Residing in a ‘greener’ environment helps heart-bypass surgery patients live longer 

Researchers say that better surroundings can be a beneficial factor in recovering from trauma.

 Shade the home garden with a shade net and start enjoying (photo credit: PR)
Shade the home garden with a shade net and start enjoying
(photo credit: PR)

A long-term study at Tel Aviv University (TAU) that was unprecedented in its kind and scope and examined thousands of heart patients after they underwent bypass surgery found that patients who live in a “greener” environment are at a lower risk of mortality when compared to patients who live in a “non-green” environment. 

Better surroundings can be a beneficial factor in recovering from trauma, the researchers said, as exposure to a green environment could be a beneficial factor in recovering from physical and psychological trauma and are particularly relevant in the current tense period in Israel. 

It has just been published in the journal Psychosocial Epidemiology under the title “Residential greenness and long-term mortality among patients who underwent coronary artery bypass graft surgery.” It was conducted by doctoral student Maya Sadeh under the guidance of Prof. Rachel Dankner from the epidemiology and preventive medicine department at the School of Public Health in the Faculty of Medical and Health Sciences and Prof. Alexandra Chudnovsky from TAU’s Porter School of Environment and Earth Sciences.

Also participating were Nir Fulman, also from the Porter School; Nirit Agay and Arnona Ziv from the Gertner Institute for Epidemiology Research at Sheba Medical Center; Ilan Levy from the Environmental Protection Ministry; and Prof. Michael Brauer from the Canada’s University of British Columbia.

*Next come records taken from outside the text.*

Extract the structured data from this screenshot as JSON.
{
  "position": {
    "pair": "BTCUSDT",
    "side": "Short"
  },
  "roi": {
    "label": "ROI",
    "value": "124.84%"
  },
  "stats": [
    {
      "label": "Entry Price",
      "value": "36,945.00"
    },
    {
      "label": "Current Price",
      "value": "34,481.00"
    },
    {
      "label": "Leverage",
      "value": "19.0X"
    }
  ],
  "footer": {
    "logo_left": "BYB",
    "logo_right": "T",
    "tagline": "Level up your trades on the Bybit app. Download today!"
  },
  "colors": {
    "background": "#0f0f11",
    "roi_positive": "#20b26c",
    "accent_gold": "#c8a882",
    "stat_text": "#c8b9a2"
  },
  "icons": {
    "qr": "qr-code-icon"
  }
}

Studies until now have reported inverse associations between exposure to residential greenness and mortality; greenness has also been associated with better surgical recovery – but studies have had small sample sizes and been restricted just to clinical settings. “We investigated the association between exposure to residential greenness and all-cause mortality among a group of cardiac patients who underwent coronary-artery bypass graft surgery,” they wrote.

Green spaces create thriving life

The team examined the association between a greener environment, which is most likely saturated with vegetation, and the mortality rate of coronary heart patients after undergoing bypass surgery – an operation that is considered a traumatic event from both the physical and mental aspects. The study, which was carried out on thousands of patients who live all over Israel and followed them over a period of more than a decade, found that the survival rate of bypass-surgery heart patients who live in greener areas is significantly greater than those whose living environment is without greenery.

Dankner explained that “the current study was based on a database we built at the Gertner Institute about 20 years ago for another study – 3,128 heart patients who underwent bypass surgery in seven Israeli hospitals from Haifa and to Beersheba between the years 2004 and 2007. Using data from the Interior Affairs Ministry, we found that 1,442 (46%) of them died of various causes by the year 2021. In this study, we wanted to examine to what extent (if at all) the life expectancy of heart patients after surgery is associated with the amount of green vegetation in their residential area.”

The researchers cross-referenced the patients’ residential address data with data from NASA’s Landsat satellites that photograph the Earth and are able to locate the color green with a very high resolution and within a range of up to 30x30 meters from the residential address that allows identification of vegetation even within urban areas.

The researchers worked to accurately account for the amount of greenery in a radius of up to 300 meters around the address of each of the patients and placed this figure against the dates of death or survival of the patients, over 14 years from the date of surgery. 

They performed a detailed statistical analysis of the data, including adjustments for a variety of variables, such as: age, sex, ethnicity, socioeconomic status, urgency of the hospitalization (elective, semi-elective, or emergency surgery), living in the periphery/center, air pollution, and living distance from the Mediterranean Sea. About 90% of the research participants lived in urban areas, 80% in the coastal plain from the center to Haifa, 15% in the Jerusalem area, and five percent in the southern Beersheba district. 

“We divided the patients' residential addresses into three groups according to the amount of vegetation in their surroundings and found a clear, significant association between a green environment and their survival—that is, how many years they continued to live after the operation,” Sadeh explained.

“The results showed that during the mean time of 12 years following the operation, the risk of mortality for those who lived in a very green environment was lower on average by seven percent compared to those who live in a non-green environment. We also found that the beneficial relationship is more pronounced among women who made up 23% of the cohort and were older at the time of the surgery (69.5 years old on average) compared to men (63.8 years).”